Langit oranye rasanya tau apa yang membuat Putri kerajaan itu termenung dengan jarum rajut di tangannya, menatap pohon persik berbunga yang melambai karna semilir angin sore. Nayeon meremas chima biru hingga buku-buku kukunya memutih, dadanya terasa remuk saat Ia kembali terngiang titah Raja untuk mengadakan perjodohan dirinya dengan salah satu anak bangsawan Joseon. Park Jinyoung.
Nayeon tengah di bungkam kuat-kuatㅡperintah Raja yang telak, tak terbantah.
Ia tau lambat laun ini akan terjadi, umurnya sudah pantas menyandang gelar marga lain, kakak-kakaknya juga sudah melewati fase yang sama sebelumnya. Hanya saja, mengapa terasa cepat sekali? Mengapa ayahnya mengatakan itu dengan wajah marah yang seakan tengah menguliti dirinya hidup-hidup?
Apa Ayah tau?ㅡhal terburuk yang Nayeon pikirkan saat ini. Oh, tentu itu tak boleh terjadi, atau Raja tak akan segan menggantungnya hingga mati, terlebih Ayahnya bisa melakukan apapun hanya dengan ujung jarinya sendiri.
Butuh beberapa waktu bagi sepasang mata coklat itu mengerjap akan kehadiran seseorang yang saat ini memutus atensinya, jeogori abu-abu, dengan baji hitam dan gat yang menaungi kepalanya cukup membuat Nayeon berpaling menatap laki-laki itu.
Ini tak bagus. Tidak, harusnya laki-laki itu berada di sini. Setidaknya, tidak sekarang.
"Ku dengar, kau akan menikah" laki-laki itu berdiri di hadapannya yang tengah duduk di sebuah rumah kecil tempat Ia biasa merajut. Nayeon mencoba menenangkan diri, setidaknya Ia harus memasang rupa sebaik mungkin meski tenggorokannya seakan di cekik untuk berbicara.
"Ah, beritanya sudah menyebar, rupanya" gadis itu menyemat senyum terbaik.

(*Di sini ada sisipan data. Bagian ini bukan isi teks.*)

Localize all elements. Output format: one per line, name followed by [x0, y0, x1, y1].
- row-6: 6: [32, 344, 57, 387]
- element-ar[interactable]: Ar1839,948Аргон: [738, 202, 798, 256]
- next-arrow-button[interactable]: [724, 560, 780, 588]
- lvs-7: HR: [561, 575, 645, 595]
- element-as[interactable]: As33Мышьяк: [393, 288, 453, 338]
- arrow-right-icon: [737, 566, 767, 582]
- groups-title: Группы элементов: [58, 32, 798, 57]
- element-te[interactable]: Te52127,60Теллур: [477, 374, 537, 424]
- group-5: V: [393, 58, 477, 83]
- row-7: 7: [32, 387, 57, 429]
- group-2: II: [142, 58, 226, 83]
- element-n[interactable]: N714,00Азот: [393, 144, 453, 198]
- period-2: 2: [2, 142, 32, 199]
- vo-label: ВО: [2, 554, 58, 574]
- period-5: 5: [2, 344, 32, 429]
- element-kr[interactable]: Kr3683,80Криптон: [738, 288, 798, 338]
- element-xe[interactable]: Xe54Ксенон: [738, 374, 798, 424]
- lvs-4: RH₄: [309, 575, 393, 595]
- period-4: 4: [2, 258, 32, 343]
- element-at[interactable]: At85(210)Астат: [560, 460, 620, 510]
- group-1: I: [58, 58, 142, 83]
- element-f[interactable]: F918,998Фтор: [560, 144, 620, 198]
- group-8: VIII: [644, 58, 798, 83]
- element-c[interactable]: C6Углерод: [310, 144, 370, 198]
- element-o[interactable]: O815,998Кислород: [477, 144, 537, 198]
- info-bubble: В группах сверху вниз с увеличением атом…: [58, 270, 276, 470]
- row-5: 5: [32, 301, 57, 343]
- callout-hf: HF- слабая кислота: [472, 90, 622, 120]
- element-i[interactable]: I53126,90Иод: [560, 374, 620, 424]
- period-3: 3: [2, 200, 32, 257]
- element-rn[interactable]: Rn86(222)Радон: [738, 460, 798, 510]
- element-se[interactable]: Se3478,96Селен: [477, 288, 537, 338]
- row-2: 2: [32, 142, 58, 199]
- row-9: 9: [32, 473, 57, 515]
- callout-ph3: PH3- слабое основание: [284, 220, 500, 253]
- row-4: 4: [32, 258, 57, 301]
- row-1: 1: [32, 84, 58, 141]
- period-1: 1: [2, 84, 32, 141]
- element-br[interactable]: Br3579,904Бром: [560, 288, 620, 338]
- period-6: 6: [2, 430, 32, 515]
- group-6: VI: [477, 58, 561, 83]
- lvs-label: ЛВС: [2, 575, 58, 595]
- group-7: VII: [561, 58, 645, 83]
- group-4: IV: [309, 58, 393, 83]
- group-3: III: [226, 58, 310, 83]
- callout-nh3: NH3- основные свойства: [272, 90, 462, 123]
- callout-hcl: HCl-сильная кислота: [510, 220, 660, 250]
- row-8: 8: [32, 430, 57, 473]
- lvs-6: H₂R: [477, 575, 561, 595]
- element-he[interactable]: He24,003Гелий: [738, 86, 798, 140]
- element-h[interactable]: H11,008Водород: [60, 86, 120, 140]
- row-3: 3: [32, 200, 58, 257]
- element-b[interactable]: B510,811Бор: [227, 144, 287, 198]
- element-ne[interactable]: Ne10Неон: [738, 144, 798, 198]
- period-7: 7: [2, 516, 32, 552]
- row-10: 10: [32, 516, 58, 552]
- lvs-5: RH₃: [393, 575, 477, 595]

Meletakkan jarum ke dalam sebuah kotak kayu, Nayeon berhenti merajut, melipat lagi kain sutra berwarna kelabu itu untuk di masukkan ke tempat yang sama. "Anda tak seharusnya di sini, pangeran" ㅡtak seharusnya seorang anak raja berada di wilayah Putri kerajaan. Kenapa berani sekali?
"Mengapa harus kau?" laki-laki itu justru mengabaikan peringatan Nayeon.
"Karna ini sudah giliranku" Jawabnya tanpa berpikir panjang.
Mereka membeku untuk beberapa saat, saling bertatapan tanpa tau bagaimana kondisi hatinya yang bergemuruh. Menatap mata mendung laki-laki itu tentu sukses mengoyak hatinya secara brutal.
"Pergilah, Lim Jaebum. Ayah akan melihat semuanya jika kau terlalu lama di sini"
Jujur saja gadis itu mulai gusar karna sebentar lagi pengawal kerajaan akan datang menjemput. Tidak, jangan sampai mereka melihatnya, ini tidak baik.
"Aku akan menemuimu lagi, nanti malam, Putri. Ah ya-" Jaebum menghentikan ucapannya sejenak, melangkah mendekati Nayeon yang bahkan masih tak beranjak dari duduknya. "Aku akan berbicara dengan Ayah, kau tauㅡsedikit mengungkapkan kebenaran"
"Jangan gila, ayah akan membunuhmu!"
"Aku akan membunuh Jinyoung terlebih dahulu sebelum dia menyentuhmu"
"Lim Jaebum!"
Laki-laki itu tersenyum tipis, kemudian membungkuk di hadapan Nayeon. Jaebum lantas pergi, menyesat dengan sekejap dalam sekali kedipan mata.
Gadis itu menatap kepergian Jaebum getir, kemudian isaknya terdengar mengudara.
Mereka tak tau, Ratu melihat semuanya.
❁❁❁
"Mama" desis gadis itu, di hadapan Wangbi, di hadapan Ratu.